Midway through February, I found myself in a nearby park flourishing with the roots of a community garden. I frequented the pathways during my evening strolls. That day was special, given the higher frequency of handholding I saw, the endless bushels of roses in clammy fists; my shift at the shoppe was busier than ever with lovers keen to impress. Valentine's Day. It never affected me. There wasn't anything I missed that day, because how could you miss something you didn't care for? But she came to me all the same, as if that winged babe Cupid had one last arrow to haphazardly fire, and it was me whom it struck. I saw her deviated from the footpath, rounding a corner adorned with polite hedges, looking as though she was searching for something. A cane in her hand surveyed the ground for some unbidden quarry.

A cane? Yes,

It was what drew my eyes back to the otherworldly stare she reserved for the sky, and not me, prying away at her from below.
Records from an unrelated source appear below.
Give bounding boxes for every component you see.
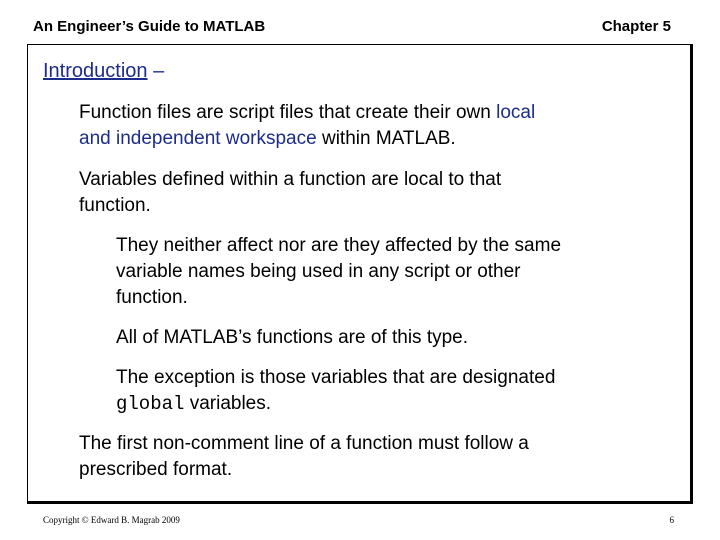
p4-text: All of MATLAB’s functions are of this type. (116, 327, 469, 348)
p3-line-1: They neither affect nor are they affected by the same (116, 235, 562, 256)
footer-copyright: Copyright © Edward B. Magrab 2009 (43, 515, 180, 525)
slide-title-dash: – (147, 60, 165, 82)
p2-line-2: function. (79, 195, 151, 216)
paragraph-exception-global (116, 365, 555, 417)
p1-text-1: Function files are script files that create their own (79, 102, 497, 123)
slide-title (43, 60, 164, 83)
p6-line-2: prescribed format. (79, 459, 233, 480)
p6-line-1: The first non-comment line of a function must follow a (79, 433, 529, 454)
paragraph-local-variables (79, 167, 501, 219)
p1-highlight-workspace: and independent workspace (79, 128, 317, 149)
header-chapter: Chapter 5 (601, 18, 671, 35)
p5-code-global: global (116, 393, 185, 415)
p1-text-2: within MATLAB. (316, 128, 456, 149)
footer-page-number: 6 (669, 515, 674, 525)
p5-tail: variables. (184, 393, 272, 414)
paragraph-neither-affect (116, 233, 561, 311)
p3-line-2: variable names being used in any script or other (116, 261, 521, 282)
paragraph-function-files (79, 100, 535, 152)
p3-line-3: function. (116, 287, 188, 308)
p1-highlight-local: local (496, 102, 536, 123)
p5-line-1: The exception is those variables that are designated (116, 367, 556, 388)
header-title: An Engineer’s Guide to MATLAB (33, 18, 266, 35)
slide-title-text: Introduction (43, 60, 148, 82)
p2-line-1: Variables defined within a function are local to that (79, 169, 502, 190)
paragraph-matlab-functions (116, 325, 468, 351)
paragraph-first-line-format (79, 431, 529, 483)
She never would have seen me down there. Not likely wouldn't have, not might have but ignored me; it was and always would be never, because I realized then that the stare wasn't meant for something that could be seen. This woman who I had discovered across the promenade, who I had made into my carefully crafted secret—she was blind.

At the very least, she could not perceive this garden the way I did. To ask her to pin her gaze on something, even me, was to tell her to breathe underwater. There was a split second in which I grappled with that displacing thought, but even that had not prevented my feet from moving when it occurred to me why she seemed to be searching. I was already crossing the grass for her.

I would tell you that thoughts raced through my mind on my way to her. I would say that my stomach churned with nerves and my heart shriveled with the fear that my approach would be unwelcome, but none of that really mattered; the world had stopped spinning when I first saw her, and when I crossed the threshold of closeness to her, it began again.

We were two elements that clashed with physical division, so rendered by our inherent atomic properties. With her light skin and light hair and pale lips, her hazy eyes that had ensconced daybreak within them, a frame so thin that the wind might take her away and clothed in a blue sweater and white denim jeans. But me? I am black water in a polar ocean. I was juxtaposed in front of her: dark hair and scuffed skin and brooding eyes, with the affability of a cold brick wall. So, you see—she was comprised of those cells nurtured by sunshine, and I was what remained when the light left, that organic matter festering underground. She was a plant sipping sunlight, and I was the rot of a forgotten carcass.

"You're looking for the path?" I asked, in hindsight, somewhat presumptuously.

Perhaps that is why she tilted her head toward me, but didn't move her eyes, and frowned. "Merely admiring the scenery," she spoke in a lofty and celestial voice, and then gripped her cane and tapped pointedly at the grass around my feet, inducing sarcasm. Sarcasm so light that the way it feathered the breeze could have masked it as a soothsayer's whisper.